• Early Cretaceous;
  • Hong Kong;
  • magmatic plumbing;
  • nested caldera

[1] Exceptional exposures of four, precisely dated, Middle Jurassic to Early Cretaceous, silicic volcanic centers and their plutonic equivalents in Hong Kong have provided an excellent opportunity to examine close connections in time and space between magma chambers and their overlying calderas. Here, we describe a ∼14 km crustal section through a collapsed caldera in southeastern Hong Kong where the intracaldera fill suggests that the magmatic discharge was of supereruption scale. The main subvolcanic components that link a magma chamber with surface are revealed by well-established field relationships, supplemented by high precision geochronology, whole-rock geochemistry, and geophysical data.
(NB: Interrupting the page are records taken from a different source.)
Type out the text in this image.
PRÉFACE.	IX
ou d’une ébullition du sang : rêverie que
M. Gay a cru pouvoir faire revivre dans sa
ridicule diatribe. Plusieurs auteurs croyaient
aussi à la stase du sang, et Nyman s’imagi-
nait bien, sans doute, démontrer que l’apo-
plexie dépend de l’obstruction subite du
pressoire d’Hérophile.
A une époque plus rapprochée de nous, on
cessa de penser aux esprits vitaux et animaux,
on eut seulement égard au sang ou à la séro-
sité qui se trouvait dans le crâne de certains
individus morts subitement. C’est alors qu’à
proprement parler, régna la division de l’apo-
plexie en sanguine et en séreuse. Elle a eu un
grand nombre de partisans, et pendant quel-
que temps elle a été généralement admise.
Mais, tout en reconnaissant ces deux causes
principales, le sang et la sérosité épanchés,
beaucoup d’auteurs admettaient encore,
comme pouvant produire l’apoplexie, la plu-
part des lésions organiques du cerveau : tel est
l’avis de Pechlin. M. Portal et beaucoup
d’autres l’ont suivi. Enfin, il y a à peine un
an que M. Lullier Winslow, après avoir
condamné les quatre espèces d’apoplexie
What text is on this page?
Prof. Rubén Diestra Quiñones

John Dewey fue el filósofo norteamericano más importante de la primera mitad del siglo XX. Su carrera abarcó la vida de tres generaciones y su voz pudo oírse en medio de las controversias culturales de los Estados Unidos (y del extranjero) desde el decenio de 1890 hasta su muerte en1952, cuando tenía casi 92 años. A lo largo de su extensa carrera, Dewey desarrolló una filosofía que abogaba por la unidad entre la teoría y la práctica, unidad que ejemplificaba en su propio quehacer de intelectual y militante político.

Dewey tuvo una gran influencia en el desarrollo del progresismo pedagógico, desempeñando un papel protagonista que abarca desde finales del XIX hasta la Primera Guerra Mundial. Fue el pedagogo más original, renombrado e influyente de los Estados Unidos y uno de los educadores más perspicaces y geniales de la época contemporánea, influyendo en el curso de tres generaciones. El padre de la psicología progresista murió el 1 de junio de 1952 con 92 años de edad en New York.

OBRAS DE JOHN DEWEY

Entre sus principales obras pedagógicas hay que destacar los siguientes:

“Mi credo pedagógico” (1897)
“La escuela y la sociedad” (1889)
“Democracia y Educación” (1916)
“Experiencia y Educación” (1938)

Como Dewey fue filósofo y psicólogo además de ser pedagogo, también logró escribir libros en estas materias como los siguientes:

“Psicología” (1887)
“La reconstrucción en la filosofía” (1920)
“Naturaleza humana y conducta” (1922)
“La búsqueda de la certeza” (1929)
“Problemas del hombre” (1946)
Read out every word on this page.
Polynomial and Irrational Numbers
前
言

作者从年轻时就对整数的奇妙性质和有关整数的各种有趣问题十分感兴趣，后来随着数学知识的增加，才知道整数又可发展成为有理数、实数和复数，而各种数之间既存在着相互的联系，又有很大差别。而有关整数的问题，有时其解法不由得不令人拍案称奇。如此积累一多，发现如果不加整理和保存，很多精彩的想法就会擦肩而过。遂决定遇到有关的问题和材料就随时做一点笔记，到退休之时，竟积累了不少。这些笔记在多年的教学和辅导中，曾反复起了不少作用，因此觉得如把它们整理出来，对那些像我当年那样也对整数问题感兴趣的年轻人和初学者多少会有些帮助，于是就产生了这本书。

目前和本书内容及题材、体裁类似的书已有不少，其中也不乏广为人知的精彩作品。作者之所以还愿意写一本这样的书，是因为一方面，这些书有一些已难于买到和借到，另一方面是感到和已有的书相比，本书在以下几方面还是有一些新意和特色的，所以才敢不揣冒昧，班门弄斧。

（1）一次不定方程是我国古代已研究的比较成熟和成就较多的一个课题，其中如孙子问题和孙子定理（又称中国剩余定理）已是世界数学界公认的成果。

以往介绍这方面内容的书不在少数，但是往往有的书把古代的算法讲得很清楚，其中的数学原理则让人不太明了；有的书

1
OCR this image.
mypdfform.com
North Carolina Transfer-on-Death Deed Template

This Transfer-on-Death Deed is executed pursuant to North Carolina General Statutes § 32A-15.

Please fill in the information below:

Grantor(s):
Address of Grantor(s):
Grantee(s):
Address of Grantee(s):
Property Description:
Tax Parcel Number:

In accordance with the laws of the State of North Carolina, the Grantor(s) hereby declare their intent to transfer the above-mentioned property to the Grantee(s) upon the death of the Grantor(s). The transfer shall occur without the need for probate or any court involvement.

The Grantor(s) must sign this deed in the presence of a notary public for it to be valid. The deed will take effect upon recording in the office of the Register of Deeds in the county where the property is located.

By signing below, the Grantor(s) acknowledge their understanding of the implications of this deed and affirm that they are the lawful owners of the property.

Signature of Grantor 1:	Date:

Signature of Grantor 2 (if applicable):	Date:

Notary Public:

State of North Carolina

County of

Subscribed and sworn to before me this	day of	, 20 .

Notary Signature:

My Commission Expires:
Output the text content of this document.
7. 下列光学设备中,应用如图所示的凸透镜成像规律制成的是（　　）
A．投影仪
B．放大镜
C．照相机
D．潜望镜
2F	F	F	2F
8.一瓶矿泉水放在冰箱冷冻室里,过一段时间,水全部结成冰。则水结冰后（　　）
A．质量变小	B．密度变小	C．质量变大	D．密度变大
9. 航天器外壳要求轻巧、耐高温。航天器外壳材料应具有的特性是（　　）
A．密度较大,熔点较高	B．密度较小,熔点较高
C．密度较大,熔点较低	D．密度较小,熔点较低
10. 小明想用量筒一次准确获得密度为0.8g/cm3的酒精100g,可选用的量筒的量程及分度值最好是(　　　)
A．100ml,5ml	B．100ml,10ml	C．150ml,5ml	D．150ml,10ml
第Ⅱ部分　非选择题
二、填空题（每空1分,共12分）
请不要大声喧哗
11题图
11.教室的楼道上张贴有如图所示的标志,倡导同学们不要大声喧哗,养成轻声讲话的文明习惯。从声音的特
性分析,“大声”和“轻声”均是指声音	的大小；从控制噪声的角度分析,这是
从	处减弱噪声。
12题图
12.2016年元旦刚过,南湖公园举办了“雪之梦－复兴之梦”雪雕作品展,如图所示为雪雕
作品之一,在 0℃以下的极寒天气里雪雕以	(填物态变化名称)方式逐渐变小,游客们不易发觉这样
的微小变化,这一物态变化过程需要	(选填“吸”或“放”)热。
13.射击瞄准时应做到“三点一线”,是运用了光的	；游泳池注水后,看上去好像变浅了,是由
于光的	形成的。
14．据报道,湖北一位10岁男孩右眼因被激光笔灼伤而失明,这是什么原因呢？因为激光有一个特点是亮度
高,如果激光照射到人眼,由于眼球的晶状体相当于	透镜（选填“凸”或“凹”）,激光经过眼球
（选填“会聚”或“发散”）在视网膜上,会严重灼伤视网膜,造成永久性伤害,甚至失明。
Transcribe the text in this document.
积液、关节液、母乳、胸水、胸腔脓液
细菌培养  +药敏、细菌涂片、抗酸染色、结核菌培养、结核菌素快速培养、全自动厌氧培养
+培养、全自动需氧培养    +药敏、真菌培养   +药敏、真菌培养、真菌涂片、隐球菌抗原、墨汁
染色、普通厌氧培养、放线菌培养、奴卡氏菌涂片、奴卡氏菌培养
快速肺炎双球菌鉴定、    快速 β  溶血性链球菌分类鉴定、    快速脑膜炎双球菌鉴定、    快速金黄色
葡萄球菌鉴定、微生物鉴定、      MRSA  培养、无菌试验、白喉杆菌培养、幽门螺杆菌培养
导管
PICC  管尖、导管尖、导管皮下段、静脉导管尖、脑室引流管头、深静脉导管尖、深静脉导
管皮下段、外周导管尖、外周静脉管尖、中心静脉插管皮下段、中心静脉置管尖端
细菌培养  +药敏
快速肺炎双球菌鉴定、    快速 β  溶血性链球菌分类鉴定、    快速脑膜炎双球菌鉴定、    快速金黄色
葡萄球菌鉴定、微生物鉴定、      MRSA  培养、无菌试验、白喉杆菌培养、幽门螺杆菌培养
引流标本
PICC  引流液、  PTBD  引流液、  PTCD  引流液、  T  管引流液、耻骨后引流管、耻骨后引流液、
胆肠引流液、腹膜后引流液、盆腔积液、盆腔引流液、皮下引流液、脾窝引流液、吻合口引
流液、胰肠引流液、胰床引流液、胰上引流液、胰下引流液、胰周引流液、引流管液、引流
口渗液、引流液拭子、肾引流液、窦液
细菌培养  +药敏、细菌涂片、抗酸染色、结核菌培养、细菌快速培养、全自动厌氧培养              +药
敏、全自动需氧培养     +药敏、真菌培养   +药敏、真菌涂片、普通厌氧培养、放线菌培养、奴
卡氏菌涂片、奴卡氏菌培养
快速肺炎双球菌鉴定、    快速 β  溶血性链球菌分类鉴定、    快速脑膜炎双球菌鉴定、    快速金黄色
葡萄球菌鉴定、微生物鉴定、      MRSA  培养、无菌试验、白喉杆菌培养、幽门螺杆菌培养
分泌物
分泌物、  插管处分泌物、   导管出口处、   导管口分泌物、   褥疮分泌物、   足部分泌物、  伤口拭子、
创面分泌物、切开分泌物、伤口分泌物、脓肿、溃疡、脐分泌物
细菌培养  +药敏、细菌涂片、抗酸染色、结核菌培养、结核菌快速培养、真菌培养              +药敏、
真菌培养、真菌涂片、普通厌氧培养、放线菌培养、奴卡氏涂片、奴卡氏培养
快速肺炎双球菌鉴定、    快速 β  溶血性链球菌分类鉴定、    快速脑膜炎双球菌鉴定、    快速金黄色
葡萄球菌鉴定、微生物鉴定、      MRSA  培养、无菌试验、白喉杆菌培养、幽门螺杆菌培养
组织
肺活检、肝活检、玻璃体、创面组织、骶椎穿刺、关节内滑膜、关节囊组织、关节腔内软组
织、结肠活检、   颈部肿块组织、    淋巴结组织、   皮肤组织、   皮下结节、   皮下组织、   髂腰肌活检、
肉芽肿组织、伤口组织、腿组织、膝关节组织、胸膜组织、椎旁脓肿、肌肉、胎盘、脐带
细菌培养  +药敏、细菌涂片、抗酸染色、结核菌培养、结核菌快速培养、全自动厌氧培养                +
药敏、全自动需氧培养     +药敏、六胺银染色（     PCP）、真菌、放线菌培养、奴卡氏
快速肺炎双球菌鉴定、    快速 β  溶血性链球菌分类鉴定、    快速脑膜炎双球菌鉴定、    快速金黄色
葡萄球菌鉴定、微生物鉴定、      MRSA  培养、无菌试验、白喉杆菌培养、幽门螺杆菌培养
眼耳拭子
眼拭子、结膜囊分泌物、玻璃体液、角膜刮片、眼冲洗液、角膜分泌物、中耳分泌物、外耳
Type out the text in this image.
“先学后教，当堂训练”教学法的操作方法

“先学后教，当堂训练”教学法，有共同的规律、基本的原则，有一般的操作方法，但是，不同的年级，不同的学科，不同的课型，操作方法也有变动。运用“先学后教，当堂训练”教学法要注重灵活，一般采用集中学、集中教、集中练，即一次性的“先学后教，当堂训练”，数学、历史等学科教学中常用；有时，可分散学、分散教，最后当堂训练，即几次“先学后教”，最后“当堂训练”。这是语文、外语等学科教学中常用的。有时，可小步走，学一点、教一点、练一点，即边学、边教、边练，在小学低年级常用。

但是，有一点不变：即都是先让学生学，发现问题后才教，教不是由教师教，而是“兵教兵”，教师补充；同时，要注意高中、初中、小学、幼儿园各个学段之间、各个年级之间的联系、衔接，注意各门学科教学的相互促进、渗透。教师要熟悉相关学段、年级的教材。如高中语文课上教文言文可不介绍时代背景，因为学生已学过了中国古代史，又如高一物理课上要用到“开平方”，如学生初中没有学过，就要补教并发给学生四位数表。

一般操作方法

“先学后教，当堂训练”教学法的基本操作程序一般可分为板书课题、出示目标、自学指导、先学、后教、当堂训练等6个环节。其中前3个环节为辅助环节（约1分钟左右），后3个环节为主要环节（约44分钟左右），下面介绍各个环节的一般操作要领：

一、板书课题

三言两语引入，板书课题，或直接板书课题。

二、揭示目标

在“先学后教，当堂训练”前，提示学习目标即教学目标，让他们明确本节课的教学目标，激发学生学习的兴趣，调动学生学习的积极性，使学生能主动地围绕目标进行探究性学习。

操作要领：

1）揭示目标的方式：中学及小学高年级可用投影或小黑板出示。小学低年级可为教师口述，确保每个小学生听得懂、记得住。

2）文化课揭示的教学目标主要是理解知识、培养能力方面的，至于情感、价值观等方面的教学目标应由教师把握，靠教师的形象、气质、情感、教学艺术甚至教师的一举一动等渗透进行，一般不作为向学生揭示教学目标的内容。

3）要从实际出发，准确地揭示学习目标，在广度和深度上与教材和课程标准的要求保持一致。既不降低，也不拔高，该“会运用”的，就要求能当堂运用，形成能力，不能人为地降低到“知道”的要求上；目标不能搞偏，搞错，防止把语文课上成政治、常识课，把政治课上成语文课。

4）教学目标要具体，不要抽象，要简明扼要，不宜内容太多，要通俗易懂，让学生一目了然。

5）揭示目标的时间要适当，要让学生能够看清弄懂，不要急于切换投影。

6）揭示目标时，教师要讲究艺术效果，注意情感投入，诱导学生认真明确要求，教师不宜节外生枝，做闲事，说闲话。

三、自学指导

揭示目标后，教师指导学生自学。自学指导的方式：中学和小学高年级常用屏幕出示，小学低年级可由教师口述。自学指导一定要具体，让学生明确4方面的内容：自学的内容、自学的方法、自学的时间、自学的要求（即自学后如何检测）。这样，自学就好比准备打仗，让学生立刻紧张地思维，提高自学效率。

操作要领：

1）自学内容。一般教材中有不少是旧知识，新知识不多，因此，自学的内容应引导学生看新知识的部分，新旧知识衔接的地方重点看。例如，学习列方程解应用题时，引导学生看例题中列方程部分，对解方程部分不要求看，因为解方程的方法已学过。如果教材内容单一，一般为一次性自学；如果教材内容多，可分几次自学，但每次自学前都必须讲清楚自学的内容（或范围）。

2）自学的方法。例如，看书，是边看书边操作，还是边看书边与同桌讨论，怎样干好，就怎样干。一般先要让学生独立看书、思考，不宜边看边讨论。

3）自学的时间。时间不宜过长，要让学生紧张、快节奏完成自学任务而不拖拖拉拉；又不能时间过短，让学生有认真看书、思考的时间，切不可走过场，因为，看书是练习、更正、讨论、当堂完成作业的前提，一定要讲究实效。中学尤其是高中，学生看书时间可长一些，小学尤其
Exposures and outcrop patterns reveal kilometer-scale caldera subsidence and evidence of the simultaneous evacuation of hundreds of cubic kilometers of high-silica rhyolite magma through dike-like conduits from a shallow subcrustal reservoir. The resultant volcanotectonic depression, within which is preserved a single cooling unit of massively columnar-jointed densely welded tuff (High Island tuff), is interpreted to form part of a larger tilted Early Cretaceous nested caldera complex. The High Island eruption signaled the end of a 24 Myr-period of voluminous, pulsed Middle Jurassic to Early Cretaceous silicic magmatism in the Hong Kong region characterized by four discrete ignimbrite ‘flare-ups’.